When I woke up, I could not believe that I had finally had a dream of my mother.  But, I felt sadly dissatisfied because it was fleeting and strangely generic.  I wanted longer.  I wanted her to hold me and explain her thoughts….tell me she loved me.  I wanted a reunion.  Was I being petulant, like a little child that didn’t get her way?

I have since had time to process this dream and think rationally, as best I can.  There is an old gospel song entitled, “We’ll Talk It Over” by the Gaither Vocal Band.  The gist of the song is that we only know in part why things happen in our lives, but when we get to heaven, we have a chance to ask God why and talk it over.

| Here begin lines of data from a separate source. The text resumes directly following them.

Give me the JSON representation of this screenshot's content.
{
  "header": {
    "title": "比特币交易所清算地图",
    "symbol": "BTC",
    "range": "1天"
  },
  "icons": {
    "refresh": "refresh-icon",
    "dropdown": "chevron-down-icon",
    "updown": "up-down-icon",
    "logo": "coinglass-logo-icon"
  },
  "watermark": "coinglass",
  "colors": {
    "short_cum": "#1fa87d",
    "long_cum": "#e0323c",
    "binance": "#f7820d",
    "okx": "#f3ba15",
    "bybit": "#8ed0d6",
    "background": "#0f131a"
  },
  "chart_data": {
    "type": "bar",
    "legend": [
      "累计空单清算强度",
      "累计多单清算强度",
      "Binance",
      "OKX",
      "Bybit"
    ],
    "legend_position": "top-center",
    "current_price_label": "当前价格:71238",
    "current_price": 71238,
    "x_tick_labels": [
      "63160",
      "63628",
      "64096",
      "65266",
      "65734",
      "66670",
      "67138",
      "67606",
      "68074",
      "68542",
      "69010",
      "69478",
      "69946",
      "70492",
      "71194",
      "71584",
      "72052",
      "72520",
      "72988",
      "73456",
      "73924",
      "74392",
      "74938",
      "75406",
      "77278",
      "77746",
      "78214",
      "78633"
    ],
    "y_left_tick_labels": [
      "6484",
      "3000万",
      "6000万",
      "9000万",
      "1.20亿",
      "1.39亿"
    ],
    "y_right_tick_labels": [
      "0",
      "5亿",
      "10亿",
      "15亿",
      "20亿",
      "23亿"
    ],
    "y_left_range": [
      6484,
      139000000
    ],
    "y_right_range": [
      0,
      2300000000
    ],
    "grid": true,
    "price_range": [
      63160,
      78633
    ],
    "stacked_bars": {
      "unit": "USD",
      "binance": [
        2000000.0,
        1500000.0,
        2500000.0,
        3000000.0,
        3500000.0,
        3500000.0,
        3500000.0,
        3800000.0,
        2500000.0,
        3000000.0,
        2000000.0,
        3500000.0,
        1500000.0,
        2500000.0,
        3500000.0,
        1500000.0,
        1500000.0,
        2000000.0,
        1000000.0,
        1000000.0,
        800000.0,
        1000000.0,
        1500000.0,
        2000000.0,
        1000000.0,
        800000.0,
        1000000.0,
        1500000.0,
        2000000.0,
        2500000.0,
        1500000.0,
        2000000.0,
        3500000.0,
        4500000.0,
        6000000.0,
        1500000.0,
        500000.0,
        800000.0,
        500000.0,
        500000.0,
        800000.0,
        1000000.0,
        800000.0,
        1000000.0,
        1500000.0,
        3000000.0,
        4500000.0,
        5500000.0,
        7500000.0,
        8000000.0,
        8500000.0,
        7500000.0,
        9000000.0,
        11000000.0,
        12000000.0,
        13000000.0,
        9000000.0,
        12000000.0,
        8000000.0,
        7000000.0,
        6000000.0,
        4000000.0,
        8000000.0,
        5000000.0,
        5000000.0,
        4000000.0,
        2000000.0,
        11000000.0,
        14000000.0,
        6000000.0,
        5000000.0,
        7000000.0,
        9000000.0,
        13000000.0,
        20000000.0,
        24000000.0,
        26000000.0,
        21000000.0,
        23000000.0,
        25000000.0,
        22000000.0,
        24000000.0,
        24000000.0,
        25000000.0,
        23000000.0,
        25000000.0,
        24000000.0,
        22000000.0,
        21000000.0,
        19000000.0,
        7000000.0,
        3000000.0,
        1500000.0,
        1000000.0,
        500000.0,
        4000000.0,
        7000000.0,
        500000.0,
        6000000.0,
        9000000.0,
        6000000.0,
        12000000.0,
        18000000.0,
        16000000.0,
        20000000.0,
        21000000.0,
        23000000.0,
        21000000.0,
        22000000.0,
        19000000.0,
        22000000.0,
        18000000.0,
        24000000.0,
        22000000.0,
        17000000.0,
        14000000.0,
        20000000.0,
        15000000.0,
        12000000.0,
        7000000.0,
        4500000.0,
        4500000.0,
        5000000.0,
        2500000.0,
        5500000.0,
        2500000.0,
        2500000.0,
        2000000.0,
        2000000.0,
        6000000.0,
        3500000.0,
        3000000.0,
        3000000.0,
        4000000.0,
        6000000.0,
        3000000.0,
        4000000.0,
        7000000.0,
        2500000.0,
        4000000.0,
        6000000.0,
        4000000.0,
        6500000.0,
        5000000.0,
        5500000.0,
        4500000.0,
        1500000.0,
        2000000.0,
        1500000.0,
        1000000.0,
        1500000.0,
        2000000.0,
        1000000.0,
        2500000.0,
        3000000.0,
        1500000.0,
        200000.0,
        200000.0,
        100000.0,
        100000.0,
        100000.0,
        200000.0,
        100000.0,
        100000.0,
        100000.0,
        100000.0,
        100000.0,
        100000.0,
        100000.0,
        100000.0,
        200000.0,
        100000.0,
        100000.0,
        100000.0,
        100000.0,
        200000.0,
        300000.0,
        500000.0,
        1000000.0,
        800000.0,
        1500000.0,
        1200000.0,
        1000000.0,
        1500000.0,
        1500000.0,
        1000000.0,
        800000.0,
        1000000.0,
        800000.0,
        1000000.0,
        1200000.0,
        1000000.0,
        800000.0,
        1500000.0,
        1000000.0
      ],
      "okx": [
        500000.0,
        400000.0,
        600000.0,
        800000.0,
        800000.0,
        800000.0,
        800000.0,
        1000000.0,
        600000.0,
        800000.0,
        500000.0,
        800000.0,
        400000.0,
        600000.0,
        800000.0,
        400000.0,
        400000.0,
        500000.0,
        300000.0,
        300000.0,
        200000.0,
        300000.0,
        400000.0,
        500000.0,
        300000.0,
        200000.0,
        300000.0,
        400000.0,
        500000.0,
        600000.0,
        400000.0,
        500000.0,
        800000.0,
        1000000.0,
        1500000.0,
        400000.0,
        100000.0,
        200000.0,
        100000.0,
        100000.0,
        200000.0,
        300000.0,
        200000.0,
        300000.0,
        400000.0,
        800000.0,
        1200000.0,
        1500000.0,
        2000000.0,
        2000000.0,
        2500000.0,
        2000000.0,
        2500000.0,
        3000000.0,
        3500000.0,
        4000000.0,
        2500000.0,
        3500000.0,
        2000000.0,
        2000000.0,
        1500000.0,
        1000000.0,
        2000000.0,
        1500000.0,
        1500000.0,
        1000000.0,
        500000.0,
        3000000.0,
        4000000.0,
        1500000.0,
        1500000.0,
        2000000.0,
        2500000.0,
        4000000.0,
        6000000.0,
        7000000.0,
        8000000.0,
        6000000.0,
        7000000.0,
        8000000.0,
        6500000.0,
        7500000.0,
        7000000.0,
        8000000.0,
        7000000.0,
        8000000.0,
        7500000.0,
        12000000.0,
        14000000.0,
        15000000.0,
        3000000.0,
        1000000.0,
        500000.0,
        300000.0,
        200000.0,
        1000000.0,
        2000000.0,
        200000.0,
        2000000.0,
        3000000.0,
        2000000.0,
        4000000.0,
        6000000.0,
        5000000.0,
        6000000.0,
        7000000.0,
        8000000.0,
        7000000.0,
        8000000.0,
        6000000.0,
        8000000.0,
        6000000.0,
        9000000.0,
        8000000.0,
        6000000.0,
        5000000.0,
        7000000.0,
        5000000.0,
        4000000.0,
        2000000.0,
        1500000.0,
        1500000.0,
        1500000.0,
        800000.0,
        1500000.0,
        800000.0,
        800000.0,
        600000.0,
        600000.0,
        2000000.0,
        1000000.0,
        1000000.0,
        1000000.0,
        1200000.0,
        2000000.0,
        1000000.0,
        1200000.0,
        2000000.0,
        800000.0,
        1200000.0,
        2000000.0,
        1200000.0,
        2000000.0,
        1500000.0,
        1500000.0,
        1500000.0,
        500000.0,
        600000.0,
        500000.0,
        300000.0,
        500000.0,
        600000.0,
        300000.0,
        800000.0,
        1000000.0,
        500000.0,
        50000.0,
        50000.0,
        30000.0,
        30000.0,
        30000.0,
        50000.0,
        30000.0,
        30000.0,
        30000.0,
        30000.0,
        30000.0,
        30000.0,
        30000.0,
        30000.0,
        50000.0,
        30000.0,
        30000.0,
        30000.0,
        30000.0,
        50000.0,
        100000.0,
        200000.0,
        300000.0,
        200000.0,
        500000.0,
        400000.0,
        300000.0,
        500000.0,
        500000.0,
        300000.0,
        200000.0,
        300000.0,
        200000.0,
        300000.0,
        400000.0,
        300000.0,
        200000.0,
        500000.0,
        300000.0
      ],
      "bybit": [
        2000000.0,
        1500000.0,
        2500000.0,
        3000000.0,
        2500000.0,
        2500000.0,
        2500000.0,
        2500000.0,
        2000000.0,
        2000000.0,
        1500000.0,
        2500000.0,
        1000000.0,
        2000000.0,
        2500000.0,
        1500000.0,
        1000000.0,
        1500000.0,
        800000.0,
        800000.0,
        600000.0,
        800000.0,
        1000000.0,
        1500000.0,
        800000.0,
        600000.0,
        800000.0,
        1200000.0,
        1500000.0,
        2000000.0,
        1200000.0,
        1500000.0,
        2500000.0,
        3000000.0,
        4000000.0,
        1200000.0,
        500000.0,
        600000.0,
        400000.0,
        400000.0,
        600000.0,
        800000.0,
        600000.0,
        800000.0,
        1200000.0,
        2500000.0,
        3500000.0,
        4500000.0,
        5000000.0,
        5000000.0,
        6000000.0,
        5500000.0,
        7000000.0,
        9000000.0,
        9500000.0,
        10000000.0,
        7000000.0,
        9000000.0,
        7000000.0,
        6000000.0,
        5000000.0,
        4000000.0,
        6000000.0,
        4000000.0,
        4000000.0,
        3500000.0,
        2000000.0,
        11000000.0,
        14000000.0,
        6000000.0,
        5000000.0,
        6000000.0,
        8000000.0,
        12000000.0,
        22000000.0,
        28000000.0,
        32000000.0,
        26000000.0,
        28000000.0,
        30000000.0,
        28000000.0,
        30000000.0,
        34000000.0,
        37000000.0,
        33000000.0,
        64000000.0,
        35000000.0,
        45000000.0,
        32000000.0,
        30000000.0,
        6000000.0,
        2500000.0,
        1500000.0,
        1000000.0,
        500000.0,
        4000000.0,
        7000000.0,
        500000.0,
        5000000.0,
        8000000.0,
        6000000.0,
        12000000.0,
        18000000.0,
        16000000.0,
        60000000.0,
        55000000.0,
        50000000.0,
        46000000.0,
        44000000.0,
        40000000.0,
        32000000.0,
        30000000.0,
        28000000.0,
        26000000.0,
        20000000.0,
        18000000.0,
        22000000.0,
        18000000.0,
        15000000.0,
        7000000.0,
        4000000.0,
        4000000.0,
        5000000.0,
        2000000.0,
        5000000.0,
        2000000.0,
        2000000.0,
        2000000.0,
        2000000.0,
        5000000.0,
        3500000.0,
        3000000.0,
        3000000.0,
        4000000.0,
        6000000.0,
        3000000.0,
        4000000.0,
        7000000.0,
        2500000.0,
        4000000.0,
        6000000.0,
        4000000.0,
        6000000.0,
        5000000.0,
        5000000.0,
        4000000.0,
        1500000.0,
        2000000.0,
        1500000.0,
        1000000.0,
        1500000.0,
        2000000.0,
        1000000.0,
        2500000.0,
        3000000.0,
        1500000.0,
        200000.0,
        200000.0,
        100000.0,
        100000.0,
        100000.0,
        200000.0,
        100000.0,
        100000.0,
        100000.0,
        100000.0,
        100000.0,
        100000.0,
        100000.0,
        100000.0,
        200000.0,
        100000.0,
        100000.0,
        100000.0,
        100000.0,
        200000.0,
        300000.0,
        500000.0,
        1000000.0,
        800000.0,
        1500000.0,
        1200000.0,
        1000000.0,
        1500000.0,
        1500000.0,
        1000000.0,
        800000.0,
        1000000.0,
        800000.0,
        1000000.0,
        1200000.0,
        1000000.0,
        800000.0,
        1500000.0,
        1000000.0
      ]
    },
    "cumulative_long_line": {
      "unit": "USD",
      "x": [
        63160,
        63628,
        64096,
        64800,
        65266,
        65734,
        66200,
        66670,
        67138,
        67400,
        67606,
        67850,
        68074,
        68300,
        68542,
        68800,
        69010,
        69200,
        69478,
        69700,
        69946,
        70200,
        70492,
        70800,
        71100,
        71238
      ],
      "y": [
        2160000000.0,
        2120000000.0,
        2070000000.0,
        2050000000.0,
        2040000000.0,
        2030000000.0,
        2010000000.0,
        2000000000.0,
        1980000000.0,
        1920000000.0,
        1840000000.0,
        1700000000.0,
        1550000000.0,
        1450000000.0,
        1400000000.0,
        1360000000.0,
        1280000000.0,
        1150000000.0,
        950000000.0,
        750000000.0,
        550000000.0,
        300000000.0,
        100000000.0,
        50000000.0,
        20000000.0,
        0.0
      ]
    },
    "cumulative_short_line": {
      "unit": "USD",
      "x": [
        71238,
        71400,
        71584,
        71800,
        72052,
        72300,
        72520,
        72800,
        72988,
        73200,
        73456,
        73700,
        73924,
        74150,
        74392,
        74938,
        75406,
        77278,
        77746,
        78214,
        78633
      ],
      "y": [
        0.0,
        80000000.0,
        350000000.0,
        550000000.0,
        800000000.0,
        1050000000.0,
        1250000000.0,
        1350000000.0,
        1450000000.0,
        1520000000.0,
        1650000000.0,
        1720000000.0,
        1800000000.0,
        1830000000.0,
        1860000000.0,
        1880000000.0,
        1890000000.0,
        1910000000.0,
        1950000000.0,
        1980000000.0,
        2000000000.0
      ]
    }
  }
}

I don’t know why my mother had to die or why my brother and I were chosen to be among the motherless.   I may never know why my dream was short and took so long to come.  But, I can choose to believe that in the by and by, as the song says, I’ll have the chance to ask my Creator why and finally understand.

And, I can choose to believe what my mother said to me in my dream.  She has been with me all along, for if I search, I can recall her presence amidst a crisis or two and her hand in mine when I needed her most.  I can choose to believe that she has missed me as much as I have missed her, and in the by and by, we will meet again.

 

I am going to be ok.

I’m going to be just fine.

I know I will.

 

 

Mother’s Day

Mother's Day

It’s almost Mother’s Day and for as long as I can remember, it has been a day occupied with countless emotions.

At times, I have approached this day with utter dread.  I dread the Hallmark card commercials and florist advertisements.  I scoff at those happy mother and child clichés, thinking how out of touch with reality they are.  Don’t they know that’s not the way it really is for some of us?

At other times, when my self-pity is at bay, I have so much joy and contentment.  I vividly remember my first Mother’s Day with my oldest daughter.  I recall opening the gift she and her dad had given me, an orange-flowered nightgown and robe.  We had a late big breakfast and later napped together on the couch.  I will always remember that feeling and have since had many, many lovely days with my girls.  I am amazed and proud and grateful to be a mother.

But, sometimes at the end of my Mother’s Day, I am suddenly taken aback.  I forgot her, I scold.  I forgot to remember that I am motherless.

I wish I could hire an investigator to find her, like the television show, Long Lost Family.  I fantasize that someone would locate her and we would have a wonderful reunion.  But alas, all inquiries stop short for the dead.

“Come on,” you may say, “It’s time to get over it…let her go.”  The reality is, this is “me” after more than sixty years of letting go.  I had no choice, except to do so, and now I can honestly say I feel contentment and even happiness despite the fact of her vacancy.  But, still….I miss her.  I miss not having a mother.  I feel cheated sometimes.

Every year I make a decision to celebrate Mother’s Day.  I do so by honoring her memory and acknowledging there is a glorious piece of her in me and in my girls.  She is with me, I know.

Abraham Lincoln once said: “I remember my mother’s prayers and they have always followed me.  They have clung to me all of my life.”  I certainly believe this to be true.  I may not remember my mother’s prayers, but I know she breathed them as she said her goodbyes; I know she whispered into God’s ear to especially watch over my brother and me.  I have felt her prayers all of my life.

Mother’s Day is unique for everyone.  Many of us honor the memory of our mothers.  Some of us are fortunate enough to have our mothers nearby and able to celebrate a day and a lifetime of love.

However this Mother’s Day looks for you, I pray that there are peaceful, loving thoughts and heart connections.  I encourage you to be the last to let go of a long, tight hug.  Whether your celebration is lavish and boisterous, or a quiet, respectful chat at the grave site, I applaud you.  Happy Mother’s Day to all mother’s everywhere.